Шрифт:
Она, прежде отступавшая и копившаяся до нужного момента, обрушилась на меня разом. Я не была готова принять ее, чтобы, сжав зубы, перетерпеть
эти сотрясающие тело конвульсии. Но теперь мне уже не страшно – мне
кажется, так люди принимают смерть. Они ощущают себя в полной
безопасности и меланхолии – ведь уже не важно, куда ты попадешь и как хорошо там будет. Ведь ты, так или иначе, умрешь.
Боль. Все, что я слышу – мои собственные сдавленные крики.
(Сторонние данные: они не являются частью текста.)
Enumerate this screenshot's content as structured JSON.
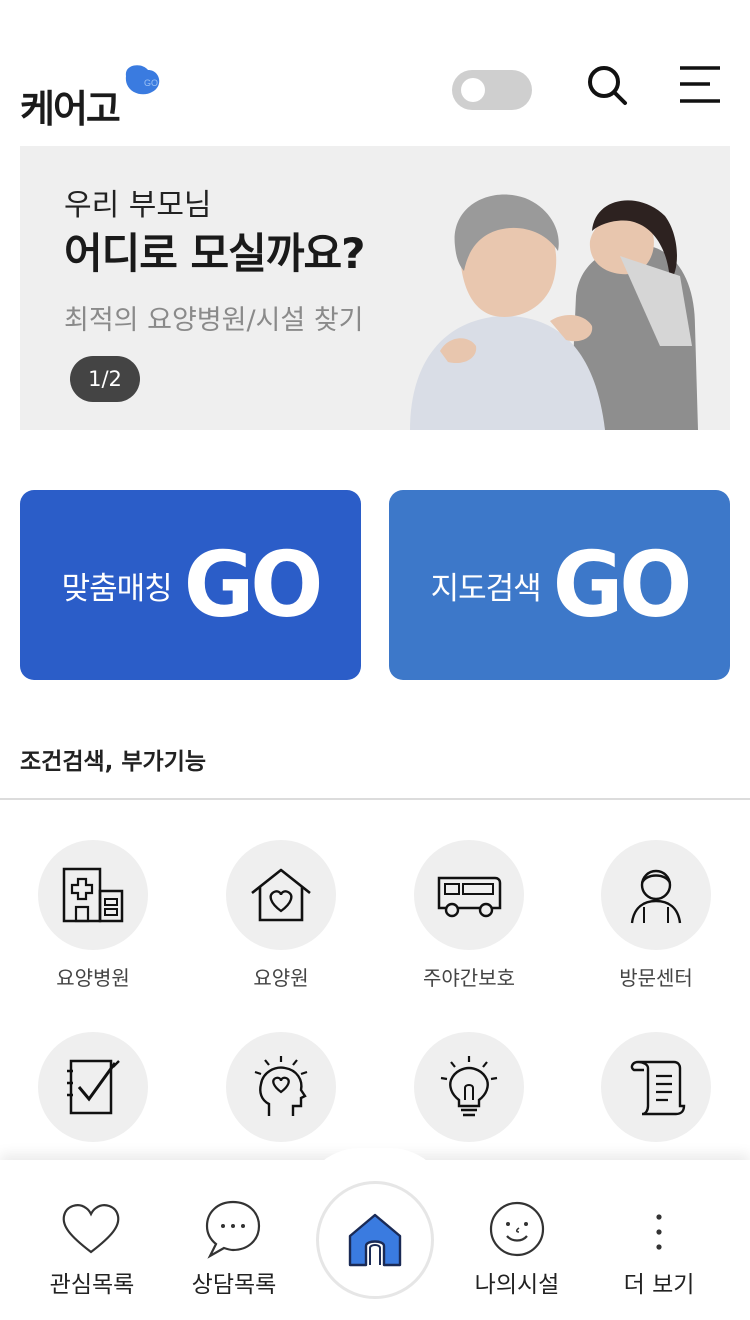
{
  "header": {
    "logo_text": "케어고",
    "logo_badge": "GO",
    "toggle_state": "off",
    "icons": [
      "search-icon",
      "hamburger-menu-icon"
    ]
  },
  "banner": {
    "subtitle": "우리 부모님",
    "title": "어디로 모실까요?",
    "description": "최적의 요양병원/시설 찾기",
    "pager": "1/2"
  },
  "go_buttons": {
    "matching": {
      "label": "맞춤매칭",
      "go": "GO"
    },
    "map": {
      "label": "지도검색",
      "go": "GO"
    }
  },
  "section": {
    "title": "조건검색, 부가기능"
  },
  "grid": [
    {
      "label": "요양병원",
      "icon": "hospital-icon"
    },
    {
      "label": "요양원",
      "icon": "house-heart-icon"
    },
    {
      "label": "주야간보호",
      "icon": "bus-icon"
    },
    {
      "label": "방문센터",
      "icon": "caregiver-icon"
    },
    {
      "label": "",
      "icon": "checklist-icon"
    },
    {
      "label": "",
      "icon": "mind-heart-icon"
    },
    {
      "label": "",
      "icon": "lightbulb-icon"
    },
    {
      "label": "",
      "icon": "scroll-icon"
    }
  ],
  "bottom_nav": {
    "favorites": "관심목록",
    "consult": "상담목록",
    "home": "",
    "my_facility": "나의시설",
    "more": "더 보기"
  },
  "colors": {
    "go_left": "#2b5dc8",
    "go_right": "#3d78c9",
    "logo_blob": "#3a7be0",
    "home_icon": "#3a7be0"
  }
}
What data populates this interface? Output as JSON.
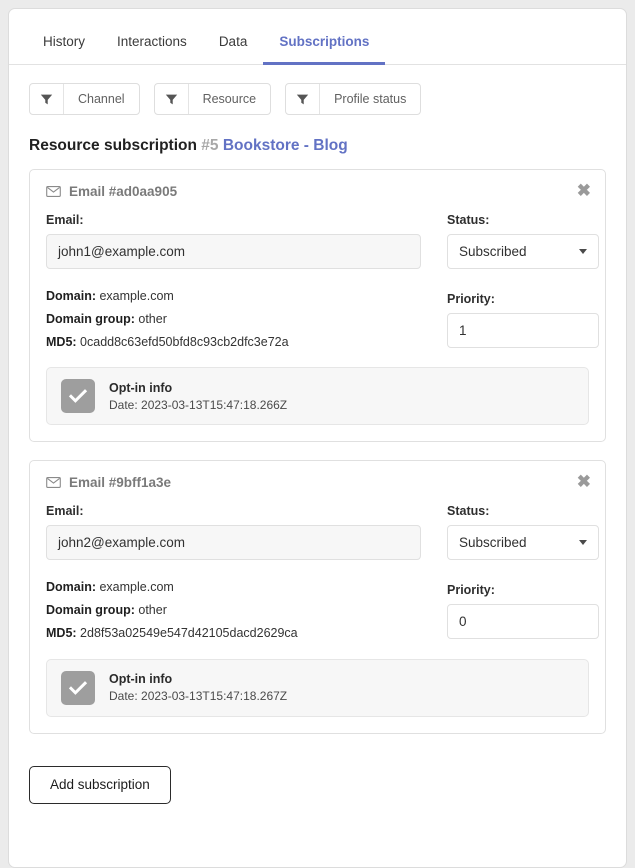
{
  "tabs": [
    {
      "label": "History",
      "active": false
    },
    {
      "label": "Interactions",
      "active": false
    },
    {
      "label": "Data",
      "active": false
    },
    {
      "label": "Subscriptions",
      "active": true
    }
  ],
  "filters": [
    {
      "icon": "filter-icon",
      "label": "Channel"
    },
    {
      "icon": "filter-icon",
      "label": "Resource"
    },
    {
      "icon": "filter-icon",
      "label": "Profile status"
    }
  ],
  "heading": {
    "title": "Resource subscription",
    "number": "#5",
    "link": "Bookstore - Blog"
  },
  "labels": {
    "email": "Email:",
    "status": "Status:",
    "domain": "Domain:",
    "domain_group": "Domain group:",
    "md5": "MD5:",
    "priority": "Priority:",
    "optin_title": "Opt-in info",
    "date_prefix": "Date:"
  },
  "cards": [
    {
      "title": "Email #ad0aa905",
      "email": "john1@example.com",
      "status": "Subscribed",
      "domain": "example.com",
      "domain_group": "other",
      "md5": "0cadd8c63efd50bfd8c93cb2dfc3e72a",
      "priority": "1",
      "optin_date": "Date: 2023-03-13T15:47:18.266Z"
    },
    {
      "title": "Email #9bff1a3e",
      "email": "john2@example.com",
      "status": "Subscribed",
      "domain": "example.com",
      "domain_group": "other",
      "md5": "2d8f53a02549e547d42105dacd2629ca",
      "priority": "0",
      "optin_date": "Date: 2023-03-13T15:47:18.267Z"
    }
  ],
  "footer": {
    "add_label": "Add subscription"
  },
  "colors": {
    "accent": "#6272c4",
    "muted": "#a8a8a8",
    "checkbox": "#9e9e9e"
  }
}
Все, что я вижу – плывущие перед глазами образы комнаты. Все, что я чувствую – боль. Меня никто не услышит; ощущение дежа вю вдруг красной тряпкой маячит в голове, отвлекая от агонии.
Всего неделю назад я верила в то, что меня найдут мертвой на пороге
собственного дома. Еще раньше я надеялась на то, что умру от голода,
не желая больше принимать бой, на который меня вынуждал мой собственный организм : сражаться – значит, жить, а я не желаю этого. Смерть обходит меня стороной, словно по приказу Сноу и Койн. Они хотят видеть, как я мучаюсь, видя смерть каждого, кто когда-либо был дорог мне.
Но сначала я убью её. Уничтожу. Сантиметр за сантиметром лишу ее тело жизни. Она поплатится за жизнь каждого.
Все, что теперь владеет мной, – жажда мести и ненависть. Я словно
подкошенная, хватаясь за прикроватное «произведение искусства» с таким
прозаичным названием – тумбочка, поднимаюсь на ноги. Уверенность
заглушает боль, но едва ли это поможет мне, и я смогу добраться до
Президентского дворца раньше того, как меня свяжут подоспевшие санитары.
Разум перестал откликаться на мои слабые, но отрезвляющие доводы: я
медленно схожу с ума.
Еще один шаг – нет. Я с грохотом падаю на пол, устеленный таким же
мягким, но уже ярко-оранжевым ковром. Это проклятые ватные ноги. Из горла вырывается сдавленный, похожий на рык раненного зверя крик.
Словно выбираясь из мертвой хватки ковра, я опрокидываю капитолийское «произведение искусства». Вместе с ней на пол падает ваза, усыпая пол
тысячей мелких осколков.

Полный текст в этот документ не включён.